Die Bundesregierung muss diesem Wettbewerb der Schäbigkeit rechter Regierungen innerhalb der EU endlich Einhalt gebieten und sich für eine nachhaltige Verantwortungsteilung zum Schutz von Geflüchteten einsetzen. Das Feilschen um Aufnahmekontingente auf dem Rücken von Menschen, die Schutz suchen, muss endlich ein Ende haben. Wir erwarten von der Bundesregierung, dass sie sich für eine grundlegende Lösung für aus Seenot Geretteten einsetzt, notfalls mit einer Koalition williger EU-Mitgliedsstaaten.
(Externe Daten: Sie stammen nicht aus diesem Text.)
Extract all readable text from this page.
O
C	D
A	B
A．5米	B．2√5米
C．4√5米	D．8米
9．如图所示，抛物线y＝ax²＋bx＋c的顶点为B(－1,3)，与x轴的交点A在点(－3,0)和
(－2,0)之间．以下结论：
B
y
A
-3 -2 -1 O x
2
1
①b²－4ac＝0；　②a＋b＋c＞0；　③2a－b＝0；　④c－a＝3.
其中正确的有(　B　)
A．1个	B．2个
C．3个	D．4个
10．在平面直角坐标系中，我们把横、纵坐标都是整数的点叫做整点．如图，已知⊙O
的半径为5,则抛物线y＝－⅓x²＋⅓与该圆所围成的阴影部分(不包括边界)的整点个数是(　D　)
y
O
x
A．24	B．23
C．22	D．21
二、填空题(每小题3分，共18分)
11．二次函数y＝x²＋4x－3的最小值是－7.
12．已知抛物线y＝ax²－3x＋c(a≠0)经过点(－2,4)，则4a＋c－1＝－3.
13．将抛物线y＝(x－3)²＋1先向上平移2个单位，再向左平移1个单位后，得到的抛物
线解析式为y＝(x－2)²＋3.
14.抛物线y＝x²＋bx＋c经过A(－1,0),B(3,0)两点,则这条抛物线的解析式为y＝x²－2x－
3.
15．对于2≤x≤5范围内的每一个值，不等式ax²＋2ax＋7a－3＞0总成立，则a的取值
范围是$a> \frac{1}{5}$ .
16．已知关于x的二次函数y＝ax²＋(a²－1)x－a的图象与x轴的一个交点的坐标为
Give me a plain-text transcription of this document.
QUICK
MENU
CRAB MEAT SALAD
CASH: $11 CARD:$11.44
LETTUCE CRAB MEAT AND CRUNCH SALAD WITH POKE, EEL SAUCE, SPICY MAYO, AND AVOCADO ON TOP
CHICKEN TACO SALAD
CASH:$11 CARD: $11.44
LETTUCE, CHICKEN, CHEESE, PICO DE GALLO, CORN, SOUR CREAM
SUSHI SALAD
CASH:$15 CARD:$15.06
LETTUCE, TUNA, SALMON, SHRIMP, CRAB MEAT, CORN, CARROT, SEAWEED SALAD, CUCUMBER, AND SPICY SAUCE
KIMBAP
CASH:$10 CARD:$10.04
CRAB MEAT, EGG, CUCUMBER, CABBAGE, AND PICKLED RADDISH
Der politische Umgang mit der zivilen Seenotrettung und der Rechtsruck in zahlreichen Mitgliedsstaaten der Europäischen Union dürfen nicht darüber hinwegtäuschen, dass es auch die Stimmen der Humanität gibt. Neapel, Barcelona aber auch Kiel, Lübeck und Flensburg – alle diese Städte und Gemeinden haben sich zu sicheren Häfen erklärt und zeigen Bereitschaft, aus Seenot gerettete Schutzsuchende aufzunehmen. Allein bundesweit sind es mittlerweile 32 Kommunen. Diese Kommunen aber auch Organisationen wie die Seebrücke müssen in ihrer Forderung, diesem unsäglichen Umgang mit der Seenotrettung die Stirn zu bieten und Verantwortung zu übernehmen, von uns unterstützt werden

Wir werden uns daher auf allen Ebenen dafür einsetzen, dass

1. alles dafür unternommen wird, damit Schutzsuchende sich an unseren Außengrenzen nicht in Lebensgefahr begeben müssen; Wir begrüßen die Initiative des Europäischen Parlamentes, das im Dezember 2018 die EU-Kommission damit beauftragt hat, ein Konzept für humanitäre Visa auszuarbeiten. Die Visa sollen es Schutzbedürftigen erlauben, legal nach Europa einzureisen und hier Schutz zu beantragen, ohne sich dafür erst in Lebensgefahr begeben zu müssen.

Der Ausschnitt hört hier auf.